La racha comenzó a construirse varios años después de una serie de visitas complicadas a Chile. Durante la década del 90 y los primeros años del 2000, sufrió varias derrotas frente a Colo Colo, un rival que históricamente le planteó grandes dificultades como local. De hecho, el conjunto chileno fue el responsable de las caídas registradas en 1991, 1997, 2004 y 2008, siendo esta última la más reciente en suelo trasandino.

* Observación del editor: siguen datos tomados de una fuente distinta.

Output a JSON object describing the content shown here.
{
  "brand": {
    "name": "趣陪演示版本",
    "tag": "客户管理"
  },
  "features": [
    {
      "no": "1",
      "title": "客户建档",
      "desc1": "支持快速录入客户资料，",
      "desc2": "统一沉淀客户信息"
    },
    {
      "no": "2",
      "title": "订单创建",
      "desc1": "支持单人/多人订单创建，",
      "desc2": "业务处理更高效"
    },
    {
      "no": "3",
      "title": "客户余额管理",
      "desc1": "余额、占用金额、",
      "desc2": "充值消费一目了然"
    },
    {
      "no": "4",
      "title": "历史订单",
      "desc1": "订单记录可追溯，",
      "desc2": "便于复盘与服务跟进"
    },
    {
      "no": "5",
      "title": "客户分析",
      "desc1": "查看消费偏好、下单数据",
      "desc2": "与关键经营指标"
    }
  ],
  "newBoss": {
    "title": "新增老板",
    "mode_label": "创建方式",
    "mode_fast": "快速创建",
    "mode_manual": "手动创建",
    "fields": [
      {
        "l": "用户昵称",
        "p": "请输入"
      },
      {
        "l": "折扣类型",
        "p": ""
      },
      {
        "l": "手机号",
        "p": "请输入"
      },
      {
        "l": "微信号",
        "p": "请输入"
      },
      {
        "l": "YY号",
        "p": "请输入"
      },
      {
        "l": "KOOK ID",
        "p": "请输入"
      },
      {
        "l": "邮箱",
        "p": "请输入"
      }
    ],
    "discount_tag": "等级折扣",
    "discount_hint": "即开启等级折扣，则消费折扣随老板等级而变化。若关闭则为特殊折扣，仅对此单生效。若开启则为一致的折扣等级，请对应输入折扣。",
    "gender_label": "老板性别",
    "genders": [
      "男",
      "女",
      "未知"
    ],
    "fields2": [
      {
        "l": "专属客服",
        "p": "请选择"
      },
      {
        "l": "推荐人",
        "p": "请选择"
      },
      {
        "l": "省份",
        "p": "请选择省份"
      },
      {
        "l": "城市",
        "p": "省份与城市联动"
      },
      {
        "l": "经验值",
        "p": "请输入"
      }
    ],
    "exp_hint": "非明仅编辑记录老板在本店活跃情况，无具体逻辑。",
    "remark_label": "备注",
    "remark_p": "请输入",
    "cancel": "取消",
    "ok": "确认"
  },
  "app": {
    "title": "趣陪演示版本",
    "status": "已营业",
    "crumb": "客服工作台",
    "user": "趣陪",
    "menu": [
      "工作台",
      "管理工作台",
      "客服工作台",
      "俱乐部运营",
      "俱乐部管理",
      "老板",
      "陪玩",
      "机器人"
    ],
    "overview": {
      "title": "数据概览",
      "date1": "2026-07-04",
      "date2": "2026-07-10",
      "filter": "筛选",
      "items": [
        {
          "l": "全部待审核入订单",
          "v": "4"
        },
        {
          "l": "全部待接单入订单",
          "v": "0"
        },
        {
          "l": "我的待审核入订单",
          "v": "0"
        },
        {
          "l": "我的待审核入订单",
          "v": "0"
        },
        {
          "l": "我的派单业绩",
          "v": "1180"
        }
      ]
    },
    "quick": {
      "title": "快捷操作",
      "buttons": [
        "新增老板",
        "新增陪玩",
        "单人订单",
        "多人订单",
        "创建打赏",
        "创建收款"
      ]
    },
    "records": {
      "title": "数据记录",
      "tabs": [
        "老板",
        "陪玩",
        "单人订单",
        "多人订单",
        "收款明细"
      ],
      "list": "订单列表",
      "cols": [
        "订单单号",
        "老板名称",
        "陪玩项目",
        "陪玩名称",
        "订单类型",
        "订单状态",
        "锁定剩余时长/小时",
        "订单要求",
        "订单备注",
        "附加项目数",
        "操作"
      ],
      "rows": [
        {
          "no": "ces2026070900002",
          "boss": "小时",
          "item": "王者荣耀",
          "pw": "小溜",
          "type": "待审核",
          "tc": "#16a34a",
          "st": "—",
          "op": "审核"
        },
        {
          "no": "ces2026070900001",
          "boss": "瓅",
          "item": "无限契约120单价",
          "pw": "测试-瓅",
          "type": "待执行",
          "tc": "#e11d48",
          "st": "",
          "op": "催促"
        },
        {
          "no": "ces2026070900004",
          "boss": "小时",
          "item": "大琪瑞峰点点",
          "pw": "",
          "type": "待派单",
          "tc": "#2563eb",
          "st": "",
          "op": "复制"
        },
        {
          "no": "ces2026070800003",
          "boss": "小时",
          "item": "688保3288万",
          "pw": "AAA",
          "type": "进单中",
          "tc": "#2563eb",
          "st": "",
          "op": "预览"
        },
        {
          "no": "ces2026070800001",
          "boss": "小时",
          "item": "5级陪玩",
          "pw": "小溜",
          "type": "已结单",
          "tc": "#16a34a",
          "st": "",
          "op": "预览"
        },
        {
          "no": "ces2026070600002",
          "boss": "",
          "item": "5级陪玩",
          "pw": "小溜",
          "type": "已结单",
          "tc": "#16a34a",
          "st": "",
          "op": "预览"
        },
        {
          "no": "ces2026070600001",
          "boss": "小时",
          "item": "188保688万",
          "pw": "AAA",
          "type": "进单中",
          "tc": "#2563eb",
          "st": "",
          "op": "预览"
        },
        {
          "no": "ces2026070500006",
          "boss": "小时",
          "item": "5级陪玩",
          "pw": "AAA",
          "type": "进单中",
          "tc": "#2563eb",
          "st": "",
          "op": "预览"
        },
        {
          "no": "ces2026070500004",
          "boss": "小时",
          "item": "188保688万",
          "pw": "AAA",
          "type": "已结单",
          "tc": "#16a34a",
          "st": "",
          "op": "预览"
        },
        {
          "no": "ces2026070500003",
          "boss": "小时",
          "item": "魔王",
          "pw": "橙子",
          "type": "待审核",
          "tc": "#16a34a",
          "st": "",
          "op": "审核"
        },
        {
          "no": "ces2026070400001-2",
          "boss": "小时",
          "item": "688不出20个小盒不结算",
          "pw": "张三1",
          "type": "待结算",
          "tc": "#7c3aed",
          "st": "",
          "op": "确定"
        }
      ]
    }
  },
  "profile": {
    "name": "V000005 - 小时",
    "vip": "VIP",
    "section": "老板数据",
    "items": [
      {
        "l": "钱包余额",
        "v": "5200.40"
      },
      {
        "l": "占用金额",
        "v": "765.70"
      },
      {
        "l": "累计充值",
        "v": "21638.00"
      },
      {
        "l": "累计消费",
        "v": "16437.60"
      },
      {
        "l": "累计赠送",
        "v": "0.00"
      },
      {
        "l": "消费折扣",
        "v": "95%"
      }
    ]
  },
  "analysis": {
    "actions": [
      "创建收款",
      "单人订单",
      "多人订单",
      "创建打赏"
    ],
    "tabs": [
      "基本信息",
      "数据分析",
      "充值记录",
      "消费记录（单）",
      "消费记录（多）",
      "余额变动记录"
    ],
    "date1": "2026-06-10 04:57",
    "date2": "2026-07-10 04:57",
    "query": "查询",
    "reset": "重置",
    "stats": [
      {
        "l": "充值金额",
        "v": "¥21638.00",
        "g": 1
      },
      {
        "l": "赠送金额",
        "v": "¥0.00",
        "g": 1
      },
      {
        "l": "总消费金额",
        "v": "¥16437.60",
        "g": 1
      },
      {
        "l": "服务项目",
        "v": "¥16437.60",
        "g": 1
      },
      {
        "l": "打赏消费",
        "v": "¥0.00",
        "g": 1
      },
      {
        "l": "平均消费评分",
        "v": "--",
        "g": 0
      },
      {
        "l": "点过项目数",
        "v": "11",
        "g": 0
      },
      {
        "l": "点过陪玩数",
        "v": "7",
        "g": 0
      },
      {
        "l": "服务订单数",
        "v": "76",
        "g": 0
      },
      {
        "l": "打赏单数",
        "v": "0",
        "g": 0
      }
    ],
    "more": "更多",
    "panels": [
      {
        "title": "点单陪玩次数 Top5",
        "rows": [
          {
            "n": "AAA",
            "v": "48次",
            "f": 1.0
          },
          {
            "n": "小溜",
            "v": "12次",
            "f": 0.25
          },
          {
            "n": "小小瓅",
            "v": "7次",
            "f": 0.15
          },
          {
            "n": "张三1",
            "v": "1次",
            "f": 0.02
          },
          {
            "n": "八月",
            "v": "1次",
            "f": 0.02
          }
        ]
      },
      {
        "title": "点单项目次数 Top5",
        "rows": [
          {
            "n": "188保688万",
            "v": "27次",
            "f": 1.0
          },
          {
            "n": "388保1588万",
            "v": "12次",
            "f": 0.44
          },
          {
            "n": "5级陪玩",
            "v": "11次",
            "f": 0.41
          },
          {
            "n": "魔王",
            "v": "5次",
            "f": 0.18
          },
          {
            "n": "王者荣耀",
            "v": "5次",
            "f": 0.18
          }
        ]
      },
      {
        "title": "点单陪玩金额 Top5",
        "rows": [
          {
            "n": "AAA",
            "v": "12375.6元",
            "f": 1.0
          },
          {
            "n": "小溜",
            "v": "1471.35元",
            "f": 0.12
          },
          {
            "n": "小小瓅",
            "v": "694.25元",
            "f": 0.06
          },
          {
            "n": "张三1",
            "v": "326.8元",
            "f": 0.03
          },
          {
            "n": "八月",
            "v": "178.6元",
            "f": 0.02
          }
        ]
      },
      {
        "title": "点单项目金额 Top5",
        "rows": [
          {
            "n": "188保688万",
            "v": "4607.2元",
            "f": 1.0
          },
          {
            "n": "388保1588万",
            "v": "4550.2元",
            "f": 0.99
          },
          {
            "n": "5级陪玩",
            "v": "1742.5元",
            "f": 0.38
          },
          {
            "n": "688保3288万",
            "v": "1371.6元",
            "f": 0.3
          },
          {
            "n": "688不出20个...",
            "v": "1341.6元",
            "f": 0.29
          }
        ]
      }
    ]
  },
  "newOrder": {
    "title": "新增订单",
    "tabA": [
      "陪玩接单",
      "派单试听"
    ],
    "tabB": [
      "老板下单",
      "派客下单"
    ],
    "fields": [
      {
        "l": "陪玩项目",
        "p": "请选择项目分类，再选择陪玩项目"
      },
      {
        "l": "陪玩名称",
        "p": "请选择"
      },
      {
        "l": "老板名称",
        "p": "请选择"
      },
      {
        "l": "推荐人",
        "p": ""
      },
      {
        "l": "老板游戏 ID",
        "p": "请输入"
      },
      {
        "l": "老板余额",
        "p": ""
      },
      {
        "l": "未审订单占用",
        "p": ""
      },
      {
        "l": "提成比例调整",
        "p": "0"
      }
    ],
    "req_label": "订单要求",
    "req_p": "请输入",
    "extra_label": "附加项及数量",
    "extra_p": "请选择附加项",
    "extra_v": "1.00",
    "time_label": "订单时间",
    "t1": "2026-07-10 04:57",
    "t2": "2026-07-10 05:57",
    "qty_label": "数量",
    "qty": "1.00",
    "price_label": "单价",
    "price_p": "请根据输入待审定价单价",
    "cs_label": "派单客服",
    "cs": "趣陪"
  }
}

A partir de ese momento, el panorama cambió por completo. El Xeneize consiguió hacerse fuerte cada vez que cruzó la cordillera y logró sostener una racha positiva que intentará prolongar frente a O'Higgins. El antecedente más cercano fue justamente durante esta temporada, cuando derrotó 2-1 a Universidad Católica en Santiago por la fase de grupos de la Copa Libertadores, una victoria que ratificó el buen momento del equipo en tierras chilenas.
Más allá de esa serie invicta, el historial general también favorece ampliamente al conjunto azul y oro. Boca disputó 18 partidos oficiales como visitante frente a equipos chilenos entre Copa Libertadores, Copa Sudamericana y otras competencias continentales. En ese período obtuvo 11 triunfos, igualó en una oportunidad y sufrió seis derrotas, números que reflejan un balance ampliamente favorable.
La mayoría de esos encuentros se desarrolló en Santiago, aunque también hubo compromisos en otras ciudades. Boca visitó en dos ocasiones a Cobreloa en Calama y logró imponerse en ambas, cayó frente a Santiago Wanderers en Viña del Mar y ahora tendrá una nueva escala en Rancagua para enfrentar a O'Higgins en el estadio El Teniente.
El historial entre Boca y los clubes chilenos también incluye varios cruces de eliminación directa. En total fueron cinco series mano a mano y el equipo argentino logró avanzar en cuatro de ellas. La única excepción fue la semifinal de la Copa Libertadores de 1991, cuando Colo Colo eliminó al conjunto de la Ribera antes de consagrarse campeón del torneo.